Numerical studies on issues of Re-independence for indoor airflow and pollutant dispersion within an isolated building

This study conducted the numerical models validated by wind-tunnel experiments to investigate the issues of Re-independence of indoor airflow and pollutant dispersion within an isolated building. The window Reynolds number (Re(w)) was specified to characterize the indoor flow and dispersion. The indicators of RRC (ratio of relative change) or DR (K_DR) (difference ratio of dimensionless concentration) ≤ 5% were applied to quantitatively determine the critical Re(w) for indoor flow and turbulent diffusion. The results show that the critical Re (Re(crit)) value is position-dependent, and Re(crit) at the most unfavorable position should be suggested as the optimal value within the whole areas of interest.
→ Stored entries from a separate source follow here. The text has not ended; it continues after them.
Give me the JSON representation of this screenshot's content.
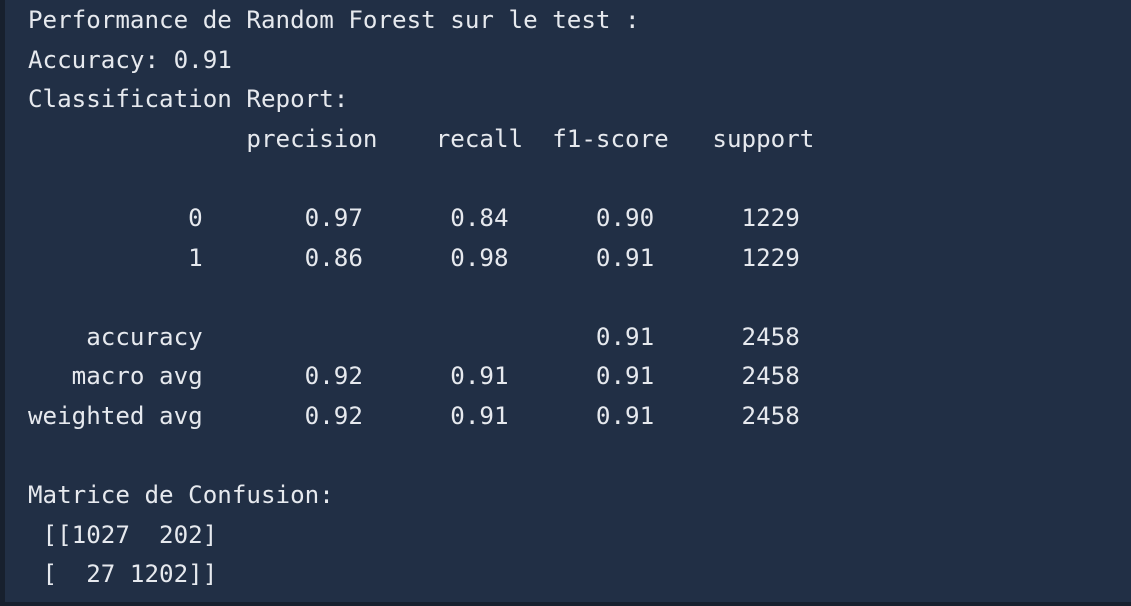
{
  "console": {
    "lines": [
      "Performance de Random Forest sur le test :",
      "Accuracy: 0.91",
      "Classification Report:",
      "               precision    recall  f1-score   support",
      "",
      "           0       0.97      0.84      0.90      1229",
      "           1       0.86      0.98      0.91      1229",
      "",
      "    accuracy                           0.91      2458",
      "   macro avg       0.92      0.91      0.91      2458",
      "weighted avg       0.92      0.91      0.91      2458",
      "",
      "Matrice de Confusion:",
      " [[1027  202]",
      " [  27 1202]]"
    ]
  },
  "colors": {
    "background": "#212f45",
    "text": "#e6e9ee"
  }
}
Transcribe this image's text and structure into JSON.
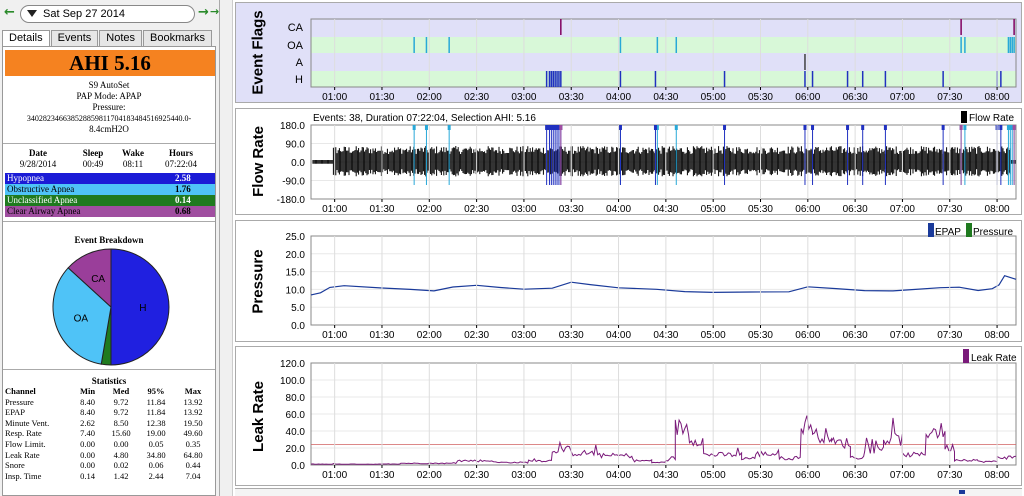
{
  "date_nav": {
    "prev_icon": "←",
    "next_icon": "→",
    "last_icon": "→|",
    "date": "Sat Sep 27 2014"
  },
  "tabs": [
    {
      "label": "Details",
      "active": true
    },
    {
      "label": "Events"
    },
    {
      "label": "Notes"
    },
    {
      "label": "Bookmarks"
    }
  ],
  "summary": {
    "ahi": "AHI 5.16",
    "machine": "S9 AutoSet",
    "pap_mode": "PAP Mode: APAP",
    "pressure_label": "Pressure:",
    "pressure_value": "34028234663852885981170418348451692544 0.0-8.4cmH2O",
    "pressure_line1": "340282346638528859811704183484516925440.0-",
    "pressure_line2": "8.4cmH2O"
  },
  "session": {
    "headers": [
      "Date",
      "Sleep",
      "Wake",
      "Hours"
    ],
    "row": [
      "9/28/2014",
      "00:49",
      "08:11",
      "07:22:04"
    ]
  },
  "indices": [
    {
      "label": "Hypopnea",
      "value": "2.58",
      "color": "#1b1bd6",
      "text": "#ffffff"
    },
    {
      "label": "Obstructive Apnea",
      "value": "1.76",
      "color": "#4fc3f7",
      "text": "#000000"
    },
    {
      "label": "Unclassified Apnea",
      "value": "0.14",
      "color": "#1f7a1f",
      "text": "#ffffff"
    },
    {
      "label": "Clear Airway Apnea",
      "value": "0.68",
      "color": "#a04ea0",
      "text": "#000000"
    }
  ],
  "breakdown": {
    "title": "Event Breakdown",
    "slices": [
      {
        "label": "H",
        "value": 50.0,
        "color": "#2020e0"
      },
      {
        "label": "UA",
        "value": 2.7,
        "color": "#1f7a1f"
      },
      {
        "label": "OA",
        "value": 34.1,
        "color": "#4fc3f7"
      },
      {
        "label": "CA",
        "value": 13.2,
        "color": "#9a3e9a"
      }
    ]
  },
  "stats": {
    "title": "Statistics",
    "headers": [
      "Channel",
      "Min",
      "Med",
      "95%",
      "Max"
    ],
    "rows": [
      [
        "Pressure",
        "8.40",
        "9.72",
        "11.84",
        "13.92"
      ],
      [
        "EPAP",
        "8.40",
        "9.72",
        "11.84",
        "13.92"
      ],
      [
        "Minute Vent.",
        "2.62",
        "8.50",
        "12.38",
        "19.50"
      ],
      [
        "Resp. Rate",
        "7.40",
        "15.60",
        "19.00",
        "49.60"
      ],
      [
        "Flow Limit.",
        "0.00",
        "0.00",
        "0.05",
        "0.35"
      ],
      [
        "Leak Rate",
        "0.00",
        "4.80",
        "34.80",
        "64.80"
      ],
      [
        "Snore",
        "0.00",
        "0.02",
        "0.06",
        "0.44"
      ],
      [
        "Insp. Time",
        "0.14",
        "1.42",
        "2.44",
        "7.04"
      ]
    ]
  },
  "time_ticks": [
    "01:00",
    "01:30",
    "02:00",
    "02:30",
    "03:00",
    "03:30",
    "04:00",
    "04:30",
    "05:00",
    "05:30",
    "06:00",
    "06:30",
    "07:00",
    "07:30",
    "08:00"
  ],
  "event_flags": {
    "title": "Event Flags",
    "rows": [
      "CA",
      "OA",
      "A",
      "H"
    ],
    "ca_times": [
      3.39,
      7.62,
      8.18
    ],
    "oa_times": [
      1.84,
      1.97,
      2.21,
      4.02,
      4.41,
      4.61,
      7.62,
      7.66,
      8.12,
      8.14,
      8.16,
      8.18
    ],
    "a_times": [
      5.97
    ],
    "h_times": [
      3.24,
      3.27,
      3.29,
      3.31,
      3.33,
      3.35,
      3.37,
      3.39,
      4.02,
      4.39,
      5.12,
      5.97,
      6.05,
      6.42,
      6.58,
      6.82,
      7.43,
      8.0,
      8.04
    ]
  },
  "flow_rate": {
    "title": "Flow Rate",
    "info": "Events: 38, Duration 07:22:04, Selection AHI: 5.16",
    "legend": "Flow Rate",
    "yticks": [
      "180.0",
      "90.0",
      "0.0",
      "-90.0",
      "-180.0"
    ]
  },
  "pressure": {
    "title": "Pressure",
    "legend": [
      "EPAP",
      "Pressure"
    ],
    "yticks": [
      "25.0",
      "20.0",
      "15.0",
      "10.0",
      "5.0",
      "0.0"
    ]
  },
  "leak": {
    "title": "Leak Rate",
    "legend": "Leak Rate",
    "yticks": [
      "120.0",
      "100.0",
      "80.0",
      "60.0",
      "40.0",
      "20.0",
      "0.0"
    ]
  },
  "colors": {
    "accent": "#f58220",
    "flags_bg": "#e0e0f8",
    "flag_row": "#d8f8d8",
    "epap": "#1a3a9a",
    "leak": "#7a1a7a"
  }
}
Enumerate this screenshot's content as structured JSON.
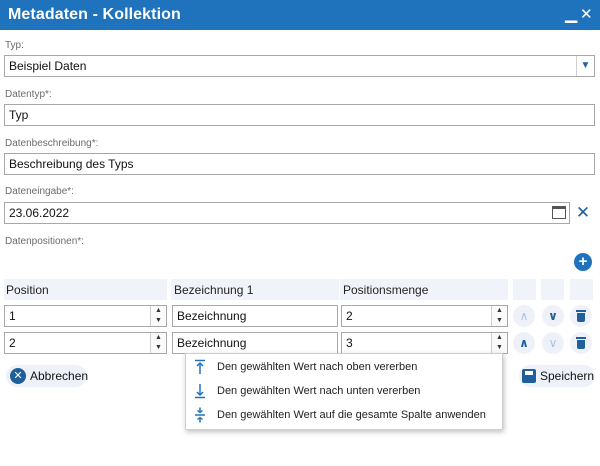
{
  "window": {
    "title": "Metadaten - Kollektion",
    "minimize_glyph": "▁",
    "close_glyph": "✕"
  },
  "form": {
    "typ": {
      "label": "Typ:",
      "value": "Beispiel Daten"
    },
    "datentyp": {
      "label": "Datentyp*:",
      "value": "Typ"
    },
    "datenbeschreibung": {
      "label": "Datenbeschreibung*:",
      "value": "Beschreibung des Typs"
    },
    "dateneingabe": {
      "label": "Dateneingabe*:",
      "value": "23.06.2022"
    },
    "datenpositionen": {
      "label": "Datenpositionen*:"
    }
  },
  "table": {
    "columns": [
      "Position",
      "Bezeichnung 1",
      "Positionsmenge"
    ],
    "rows": [
      {
        "position": "1",
        "bezeichnung": "Bezeichnung",
        "menge": "2"
      },
      {
        "position": "2",
        "bezeichnung": "Bezeichnung",
        "menge": "3"
      }
    ]
  },
  "footer": {
    "cancel_label": "Abbrechen",
    "save_label": "Speichern"
  },
  "context_menu": {
    "items": [
      {
        "label": "Den gewählten Wert nach oben vererben",
        "icon": "inherit-up-icon"
      },
      {
        "label": "Den gewählten Wert nach unten vererben",
        "icon": "inherit-down-icon"
      },
      {
        "label": "Den gewählten Wert auf die gesamte Spalte anwenden",
        "icon": "apply-column-icon"
      }
    ]
  },
  "colors": {
    "accent": "#1f73bd",
    "icon_blue": "#1f5f9c"
  }
}
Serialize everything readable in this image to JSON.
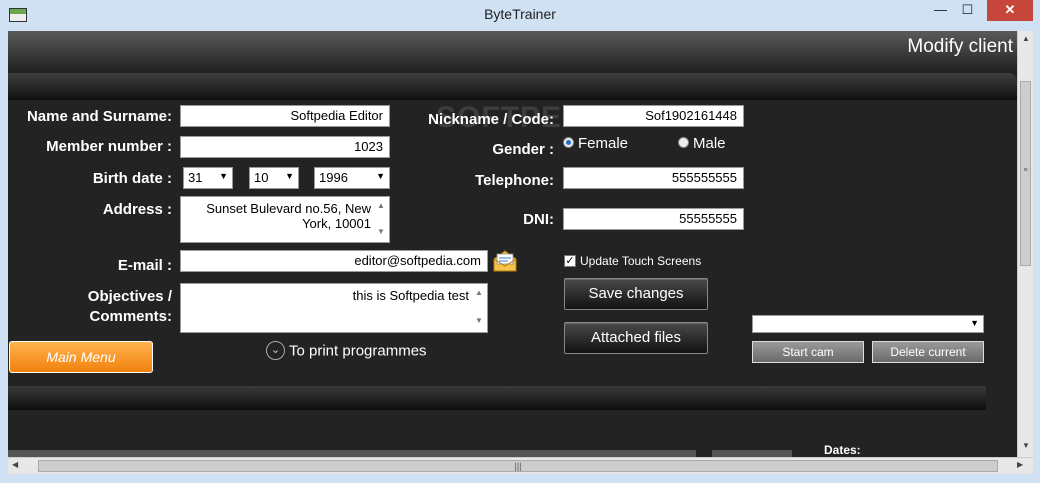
{
  "window": {
    "title": "ByteTrainer",
    "minimize": "—",
    "maximize": "☐",
    "close": "✕"
  },
  "screen_title": "Modify client",
  "watermark": "SOFTPEDIA",
  "left": {
    "name_label": "Name and Surname:",
    "name_value": "Softpedia Editor",
    "member_label": "Member number :",
    "member_value": "1023",
    "birth_label": "Birth date :",
    "birth_day": "31",
    "birth_month": "10",
    "birth_year": "1996",
    "address_label": "Address :",
    "address_line1": "Sunset Bulevard no.56, New",
    "address_line2": "York, 10001",
    "email_label": "E-mail :",
    "email_value": "editor@softpedia.com",
    "objectives_label1": "Objectives /",
    "objectives_label2": "Comments:",
    "objectives_value": "this is Softpedia test",
    "main_menu": "Main Menu",
    "print_link": "To print programmes"
  },
  "right": {
    "nickname_label": "Nickname / Code:",
    "nickname_value": "Sof1902161448",
    "gender_label": "Gender :",
    "gender_female": "Female",
    "gender_male": "Male",
    "telephone_label": "Telephone:",
    "telephone_value": "555555555",
    "dni_label": "DNI:",
    "dni_value": "55555555",
    "update_touch": "Update Touch Screens",
    "save_changes": "Save changes",
    "attached_files": "Attached files"
  },
  "camera": {
    "camera_select_value": "",
    "start_cam": "Start cam",
    "delete_current": "Delete current"
  },
  "bottom": {
    "dates_label": "Dates:"
  },
  "icons": {
    "select_arrow": "▼",
    "scroll_up": "▲",
    "scroll_down": "▼",
    "scroll_left": "◀",
    "scroll_right": "▶",
    "grip": "|||",
    "circle_chevron": "⌄",
    "check": "✓"
  }
}
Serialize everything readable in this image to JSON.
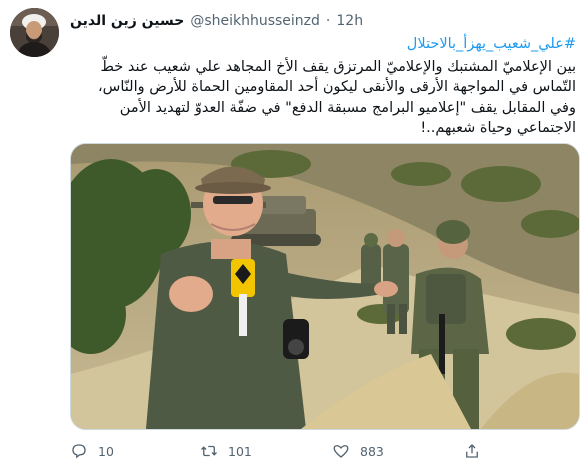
{
  "tweet": {
    "author": {
      "display_name": "حسين زين الدين",
      "handle": "@sheikhhusseinzd",
      "separator": "·",
      "time": "12h"
    },
    "hashtag": "#علي_شعيب_يهزأ_بالاحتلال",
    "paragraphs": [
      "بين الإعلاميّ المشتبك والإعلاميّ المرتزق يقف الأخ المجاهد علي شعيب عند خطّ التّماس في المواجهة الأرقى والأنقى ليكون أحد المقاومين الحماة للأرض والنّاس،",
      "وفي المقابل يقف \"إعلاميو البرامج مسبقة الدفع\" في ضفّة العدوّ لتهديد الأمن الاجتماعي وحياة شعبهم..!"
    ],
    "media": {
      "icons": [
        "microphone-icon",
        "camera-icon"
      ]
    },
    "actions": {
      "reply_count": "10",
      "retweet_count": "101",
      "like_count": "883",
      "icons": [
        "reply-icon",
        "retweet-icon",
        "like-icon",
        "share-icon"
      ]
    }
  },
  "colors": {
    "hashtag": "#1d9bf0",
    "secondary_text": "#536471",
    "primary_text": "#0f1419",
    "border": "#cfd9de"
  }
}
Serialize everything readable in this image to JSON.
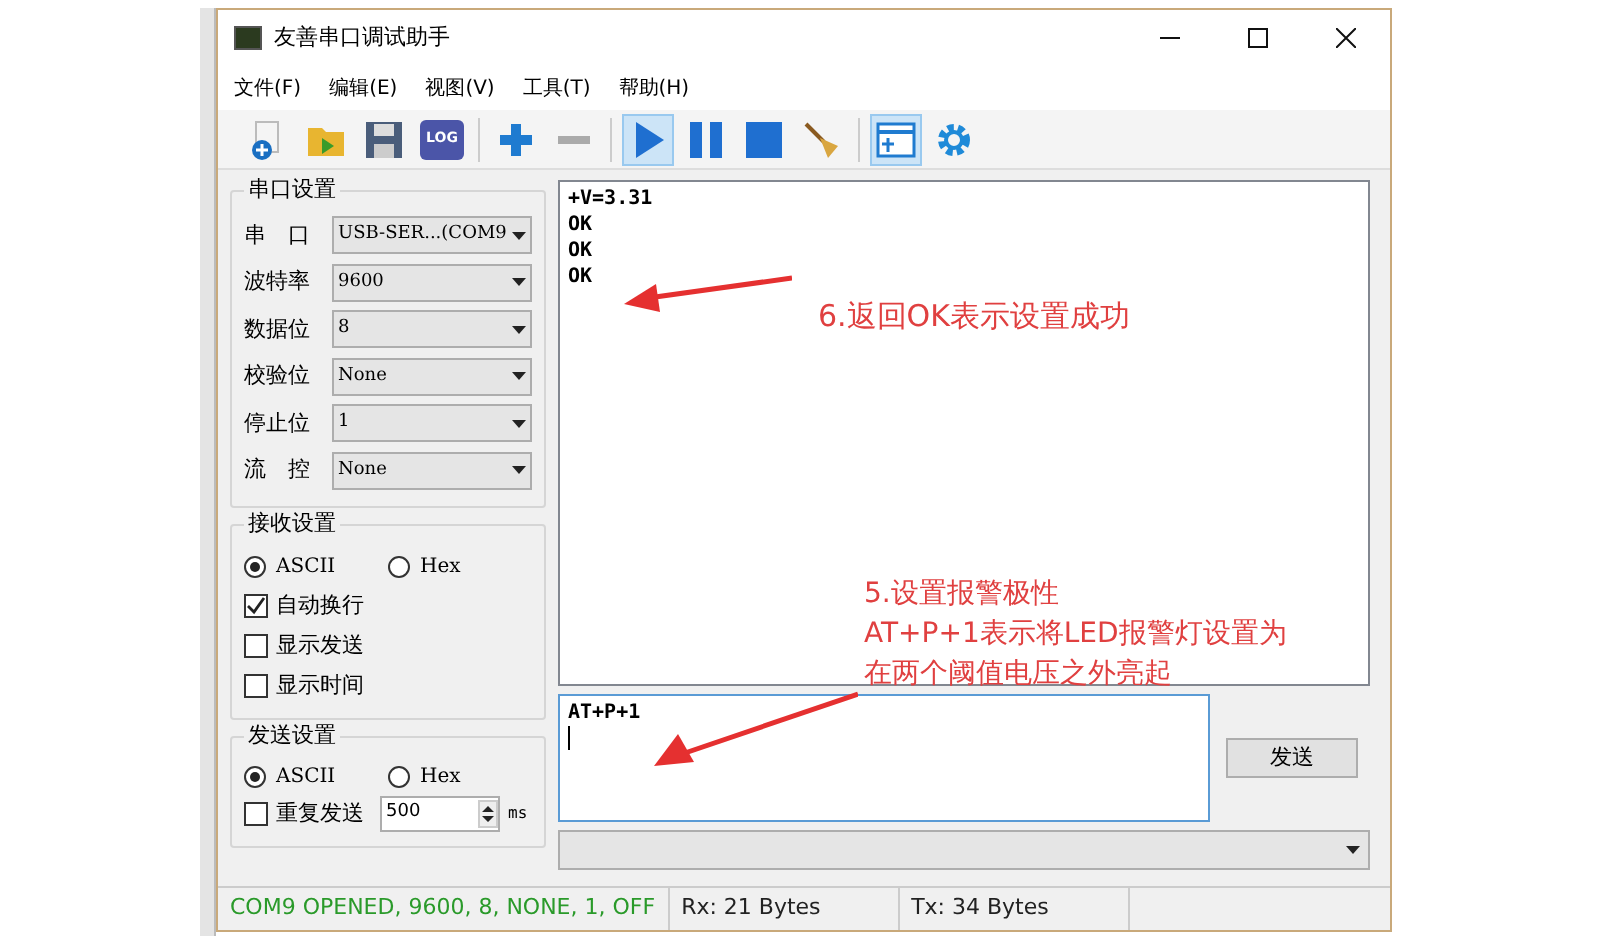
{
  "window": {
    "title": "友善串口调试助手"
  },
  "menu": [
    "文件(F)",
    "编辑(E)",
    "视图(V)",
    "工具(T)",
    "帮助(H)"
  ],
  "toolbar": [
    {
      "kind": "new",
      "selected": false
    },
    {
      "kind": "open",
      "selected": false
    },
    {
      "kind": "save",
      "selected": false
    },
    {
      "kind": "log",
      "label": "LOG",
      "selected": false
    },
    {
      "kind": "sep"
    },
    {
      "kind": "plus",
      "selected": false
    },
    {
      "kind": "minus",
      "selected": false
    },
    {
      "kind": "sep"
    },
    {
      "kind": "play",
      "selected": true
    },
    {
      "kind": "pause",
      "selected": false
    },
    {
      "kind": "stop",
      "selected": false
    },
    {
      "kind": "broom",
      "selected": false
    },
    {
      "kind": "sep"
    },
    {
      "kind": "panel",
      "selected": true
    },
    {
      "kind": "gear",
      "selected": false
    }
  ],
  "port_settings": {
    "title": "串口设置",
    "fields": [
      {
        "label": "串　口",
        "value": "USB-SER...(COM9"
      },
      {
        "label": "波特率",
        "value": "9600"
      },
      {
        "label": "数据位",
        "value": "8"
      },
      {
        "label": "校验位",
        "value": "None"
      },
      {
        "label": "停止位",
        "value": "1"
      },
      {
        "label": "流　控",
        "value": "None"
      }
    ]
  },
  "receive_settings": {
    "title": "接收设置",
    "modes": [
      {
        "label": "ASCII",
        "selected": true
      },
      {
        "label": "Hex",
        "selected": false
      }
    ],
    "options": [
      {
        "label": "自动换行",
        "checked": true
      },
      {
        "label": "显示发送",
        "checked": false
      },
      {
        "label": "显示时间",
        "checked": false
      }
    ]
  },
  "send_settings": {
    "title": "发送设置",
    "modes": [
      {
        "label": "ASCII",
        "selected": true
      },
      {
        "label": "Hex",
        "selected": false
      }
    ],
    "repeat": {
      "label": "重复发送",
      "checked": false,
      "value": "500",
      "unit": "ms"
    }
  },
  "receive_log": [
    "+V=3.31",
    "OK",
    "OK",
    "OK"
  ],
  "send_input": {
    "value": "AT+P+1"
  },
  "send_button": "发送",
  "status_bar": [
    "COM9 OPENED, 9600, 8, NONE, 1, OFF",
    "Rx: 21 Bytes",
    "Tx: 34 Bytes"
  ],
  "annotations": [
    {
      "lines": [
        "6.返回OK表示设置成功"
      ]
    },
    {
      "lines": [
        "5.设置报警极性",
        "AT+P+1表示将LED报警灯设置为",
        "在两个阈值电压之外亮起"
      ]
    }
  ]
}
Thus Re(H,crit) = 27,000 is recommended for the outdoor flows; while Re(w,crit) = 15,000 is determined for the indoor flows due to the lower part below the window showing the most unfavorable. The suggested Re(w,crit) (=15,000) for indoor airflow and cross ventilation is independence of the window size. Moreover, taking K_DR ≤ 5% as the indicator, the suggested Re(w,crit) for ensuring indoor pollutant diffusion enter the Re-independence regime should also be 15,000, indicating that indoor passive diffusion is completely determined by the flow structures. The contours of dimensionless velocity (U/U(0)) and concentration (K) against the increasing Re(w) further confirmed this critical value. This study further reveals the Re-independence issues for indoor flow and dispersion to ensure the reliability of the data obtained by reduced-scale numerical or wind-tunnel models.